Though O'Gara spent several years gathering his own evidence in this case, he was unable to interview his chief suspect who (locals say) disappeared from the Ipswich area shortly after Wright's conviction. O'Gara says: “I went to the central police station in Ipswich to discuss my evidence but received a very hostile reception there and a request to meet the chief police officer was dismissed out of hand.”
In March, 2008, Wright revealed he would be lodging an appeal against his conviction, as well as the trial judge's recommendation that his life sentence should mean “a whole life.” He has also claimed that the trial should never have been held in Ipswich, and that the evidence against him was not sufficient proof of his guilt. In a letter to the court of appeal, he stated: “All five women were stripped naked of clothing/jewelry/phones/bags and no evidence was found in my house or car.”

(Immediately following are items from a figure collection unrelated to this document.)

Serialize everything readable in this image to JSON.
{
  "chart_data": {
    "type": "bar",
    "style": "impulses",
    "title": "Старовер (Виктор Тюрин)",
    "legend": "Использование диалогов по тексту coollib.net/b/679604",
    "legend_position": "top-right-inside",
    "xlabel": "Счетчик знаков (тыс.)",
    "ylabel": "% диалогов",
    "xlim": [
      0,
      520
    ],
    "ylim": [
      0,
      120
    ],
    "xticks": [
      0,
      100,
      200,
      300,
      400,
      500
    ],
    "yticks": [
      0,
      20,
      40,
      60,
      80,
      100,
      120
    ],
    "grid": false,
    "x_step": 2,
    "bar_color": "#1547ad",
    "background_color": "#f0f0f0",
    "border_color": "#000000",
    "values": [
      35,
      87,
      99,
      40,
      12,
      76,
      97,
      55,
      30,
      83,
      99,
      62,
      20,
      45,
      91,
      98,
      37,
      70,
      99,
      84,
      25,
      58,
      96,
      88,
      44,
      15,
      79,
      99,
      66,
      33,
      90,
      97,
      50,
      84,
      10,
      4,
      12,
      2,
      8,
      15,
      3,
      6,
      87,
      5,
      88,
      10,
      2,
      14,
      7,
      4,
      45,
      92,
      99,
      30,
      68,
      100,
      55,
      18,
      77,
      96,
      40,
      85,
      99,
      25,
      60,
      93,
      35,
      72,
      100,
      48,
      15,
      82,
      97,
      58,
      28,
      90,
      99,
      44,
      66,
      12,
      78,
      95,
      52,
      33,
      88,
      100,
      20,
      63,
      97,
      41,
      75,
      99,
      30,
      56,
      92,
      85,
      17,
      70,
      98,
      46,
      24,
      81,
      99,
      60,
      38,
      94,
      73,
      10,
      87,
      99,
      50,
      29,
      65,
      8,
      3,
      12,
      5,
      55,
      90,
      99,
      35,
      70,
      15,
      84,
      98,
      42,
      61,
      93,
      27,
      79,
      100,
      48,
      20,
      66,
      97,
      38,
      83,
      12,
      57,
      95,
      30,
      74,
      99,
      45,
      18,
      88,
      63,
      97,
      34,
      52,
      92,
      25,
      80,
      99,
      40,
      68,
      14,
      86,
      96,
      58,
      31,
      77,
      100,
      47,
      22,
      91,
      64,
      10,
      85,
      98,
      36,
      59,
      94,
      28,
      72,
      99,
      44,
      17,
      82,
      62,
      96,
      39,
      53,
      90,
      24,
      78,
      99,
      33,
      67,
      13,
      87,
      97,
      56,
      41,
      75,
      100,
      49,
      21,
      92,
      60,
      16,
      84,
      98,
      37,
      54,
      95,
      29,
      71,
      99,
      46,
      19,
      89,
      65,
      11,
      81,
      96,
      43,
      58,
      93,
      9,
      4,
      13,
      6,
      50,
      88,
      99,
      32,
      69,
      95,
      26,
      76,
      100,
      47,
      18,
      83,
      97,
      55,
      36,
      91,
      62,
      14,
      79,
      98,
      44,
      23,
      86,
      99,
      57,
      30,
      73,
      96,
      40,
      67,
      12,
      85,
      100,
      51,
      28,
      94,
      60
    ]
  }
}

In July 2008, Wright renewed his application to appeal which was to be considered by three judges but in February 2009, he dropped this bid without explanation. British media have speculated that this decision was made because of lack of money. Wright’s family has said they hope to convince the Criminal Cases Review Commission to take on the case but they have had no success with this plan to date.
O'Gara cannot explain why Steve Wright has dropped the appeal against his conviction.
“He probably feels the cards are stacked against him. Ipswich police have repeatedly said they will not be reopening the investigation as they are satisfied they have caught the real killer.
If Steve Wright is indeed innocent, then the real killer is still on the loose.